We are officially HALF WAY through with chemo after completing the last two back-to-back methotrexate treatments. After the first mostly uneventful stay the weekend before, I wasn’t sure what to expect the follow-up weekend. He didn’t have as much anticipatory nausea and I ran home and for his guitar. He played for a bit, but not much before his stomach started to hurt. Half way through the infusion he started to feel it and the nausea kicked in and his appetite disappeared but not before he ate a cheeseburger.
He told Doozle to hold it down before he left and he complied. Doozle just has a way of know who isn't feeling well in the house. He heads to Eli's room every morning and sleeps on the LoveSac. Sometimes I hear Eli telling him to stop snoring.
He slept all day Saturday but did eat some dinner. However, that was the last time he ate the entire stay. He was awake a little on Sunday and then slept through Monday. His levels dropped decently the first 24 hrs but I wasn’t that encouraged after 48 when he was at .13 and even more discouraged when they redrew labs and his number HAD. NOT. BUDGED late Monday night. Tuesday morning he was .11, the highest he’s been at the 96 hour mark, and the longest we’ve had to stay.
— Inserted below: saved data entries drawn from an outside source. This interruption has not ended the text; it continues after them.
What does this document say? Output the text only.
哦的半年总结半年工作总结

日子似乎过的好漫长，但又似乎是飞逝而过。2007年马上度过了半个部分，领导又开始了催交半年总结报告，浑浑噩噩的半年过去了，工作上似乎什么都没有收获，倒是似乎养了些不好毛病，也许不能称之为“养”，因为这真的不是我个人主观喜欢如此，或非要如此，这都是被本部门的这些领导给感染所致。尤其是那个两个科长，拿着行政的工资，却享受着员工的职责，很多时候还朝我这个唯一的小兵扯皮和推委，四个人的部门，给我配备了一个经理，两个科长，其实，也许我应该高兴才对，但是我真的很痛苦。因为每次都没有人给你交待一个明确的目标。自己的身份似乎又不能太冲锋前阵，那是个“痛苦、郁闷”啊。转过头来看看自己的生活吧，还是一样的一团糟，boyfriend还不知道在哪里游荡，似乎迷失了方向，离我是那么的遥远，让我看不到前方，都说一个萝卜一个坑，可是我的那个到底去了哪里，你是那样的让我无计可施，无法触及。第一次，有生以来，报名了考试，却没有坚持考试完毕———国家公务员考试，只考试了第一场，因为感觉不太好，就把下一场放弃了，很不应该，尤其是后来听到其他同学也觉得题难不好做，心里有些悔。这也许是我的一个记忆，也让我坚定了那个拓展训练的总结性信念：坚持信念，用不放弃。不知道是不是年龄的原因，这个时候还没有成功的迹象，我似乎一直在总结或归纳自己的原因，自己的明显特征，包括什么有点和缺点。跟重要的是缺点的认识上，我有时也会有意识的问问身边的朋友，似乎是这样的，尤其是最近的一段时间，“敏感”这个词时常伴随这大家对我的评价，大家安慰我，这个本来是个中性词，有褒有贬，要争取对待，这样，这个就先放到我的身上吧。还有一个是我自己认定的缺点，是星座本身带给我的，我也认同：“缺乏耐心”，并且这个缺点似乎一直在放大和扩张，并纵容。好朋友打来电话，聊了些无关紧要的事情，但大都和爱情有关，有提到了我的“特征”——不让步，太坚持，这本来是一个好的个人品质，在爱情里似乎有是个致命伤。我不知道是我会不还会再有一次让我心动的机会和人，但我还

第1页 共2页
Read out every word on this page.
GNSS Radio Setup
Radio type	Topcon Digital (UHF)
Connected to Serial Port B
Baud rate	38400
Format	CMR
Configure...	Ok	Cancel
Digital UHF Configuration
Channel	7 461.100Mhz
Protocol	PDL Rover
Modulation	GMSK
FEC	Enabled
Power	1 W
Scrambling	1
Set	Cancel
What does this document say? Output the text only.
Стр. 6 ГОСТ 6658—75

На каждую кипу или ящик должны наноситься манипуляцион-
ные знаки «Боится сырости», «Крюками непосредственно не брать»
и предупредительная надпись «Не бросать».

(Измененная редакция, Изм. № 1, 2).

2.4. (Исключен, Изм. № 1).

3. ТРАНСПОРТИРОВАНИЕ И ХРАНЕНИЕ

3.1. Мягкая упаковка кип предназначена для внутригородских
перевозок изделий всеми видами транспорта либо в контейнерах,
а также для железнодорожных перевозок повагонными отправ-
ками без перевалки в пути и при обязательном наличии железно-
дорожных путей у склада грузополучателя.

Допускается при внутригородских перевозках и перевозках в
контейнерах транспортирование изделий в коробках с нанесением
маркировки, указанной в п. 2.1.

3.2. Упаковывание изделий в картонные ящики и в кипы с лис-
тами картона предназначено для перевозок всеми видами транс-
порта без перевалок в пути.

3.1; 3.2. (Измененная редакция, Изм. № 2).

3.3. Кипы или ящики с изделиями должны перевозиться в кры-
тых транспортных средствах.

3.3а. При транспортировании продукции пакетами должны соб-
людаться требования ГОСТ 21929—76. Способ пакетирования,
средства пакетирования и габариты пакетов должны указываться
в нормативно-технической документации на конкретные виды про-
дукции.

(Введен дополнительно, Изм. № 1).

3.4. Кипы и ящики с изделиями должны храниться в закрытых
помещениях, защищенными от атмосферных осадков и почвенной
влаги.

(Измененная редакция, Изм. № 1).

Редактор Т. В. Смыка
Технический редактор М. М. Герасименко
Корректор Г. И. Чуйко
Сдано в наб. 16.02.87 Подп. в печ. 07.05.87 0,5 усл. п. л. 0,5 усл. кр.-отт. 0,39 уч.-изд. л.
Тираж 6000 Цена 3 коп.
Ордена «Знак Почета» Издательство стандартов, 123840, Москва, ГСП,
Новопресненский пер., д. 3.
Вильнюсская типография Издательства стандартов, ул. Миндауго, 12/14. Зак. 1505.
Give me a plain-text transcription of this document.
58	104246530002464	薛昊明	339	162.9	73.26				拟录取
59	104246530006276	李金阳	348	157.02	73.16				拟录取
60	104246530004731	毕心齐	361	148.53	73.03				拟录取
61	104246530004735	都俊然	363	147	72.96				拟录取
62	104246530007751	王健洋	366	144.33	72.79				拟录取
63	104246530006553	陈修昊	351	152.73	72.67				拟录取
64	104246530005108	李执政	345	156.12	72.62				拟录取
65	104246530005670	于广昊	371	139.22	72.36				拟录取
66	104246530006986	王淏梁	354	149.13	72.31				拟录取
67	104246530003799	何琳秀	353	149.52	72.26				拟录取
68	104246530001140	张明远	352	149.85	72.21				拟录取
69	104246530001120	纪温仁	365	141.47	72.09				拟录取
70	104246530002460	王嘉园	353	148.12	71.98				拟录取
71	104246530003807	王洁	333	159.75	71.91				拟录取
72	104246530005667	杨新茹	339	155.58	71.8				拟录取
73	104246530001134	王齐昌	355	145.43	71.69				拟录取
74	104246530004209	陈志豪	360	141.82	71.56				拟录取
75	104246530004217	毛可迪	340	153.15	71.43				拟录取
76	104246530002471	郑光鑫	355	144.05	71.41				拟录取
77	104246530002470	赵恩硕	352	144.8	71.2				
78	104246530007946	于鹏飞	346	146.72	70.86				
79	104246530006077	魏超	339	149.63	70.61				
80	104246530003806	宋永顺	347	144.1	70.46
Normally we go home early on Tuesdays. Eli had been saying he wanted to go home since Friday. This stay felt like the longest mentally because it just went by so slow.
We were given the option to redraw 6 hours later and risk not being low enough or just wait it out and redraw at 8pm with discharge papers ready to go. Sure enough he was at .08 by 9:30pm and we got to leave, shower and sleep in his own bed. His nausea finally subsided even though he did have a pretty bad headache Sun-Tues. After we got home the headache felt better and not as bad as previous treatments.
He had an ECHO scheduled while we were in-patient and his heart shows good cardiac function and no evidence of chemo-related heart damage so that’s great news
This weekend was the final Cisplat treatment and I am so happy to check that off our list! It also means this was our last three-peat weekend.
I love him so much. I wish I could take this away, do the treatments for him, speed up time and heal him. I often wonder why this had to happen. Why is he 1 out of 450? I know wondering doesn't change it. I know there are lessons, growth opportunities, challenges for new perspectives, outlooks and personal development. I know this is just a little roadblock in his journey and we will look back and have an "aha moment", like "oh, so that's why". It's hard to zoom out when every second, minute, hour is consumed sometimes with thinking, planning, executing. Right now we are fixated on minimizing symptoms, maximizing comfort and planning on healing.
This weekend we got our OG room with the big window. We got our OG nurse who’s been Eli’s ride or die since Day 1. After a quick 36ish hours, we were discharged at 10pm and headed home.
We will have a nice break for a few weeks. We rescheduled his PT eval until next Friday. We are happy to be moving forward with the next part of healing and getting his leg stronger to begin bearing weight at some point. Here are the 6 week post-op XRAYs. Everything is still seated correctly and looking good.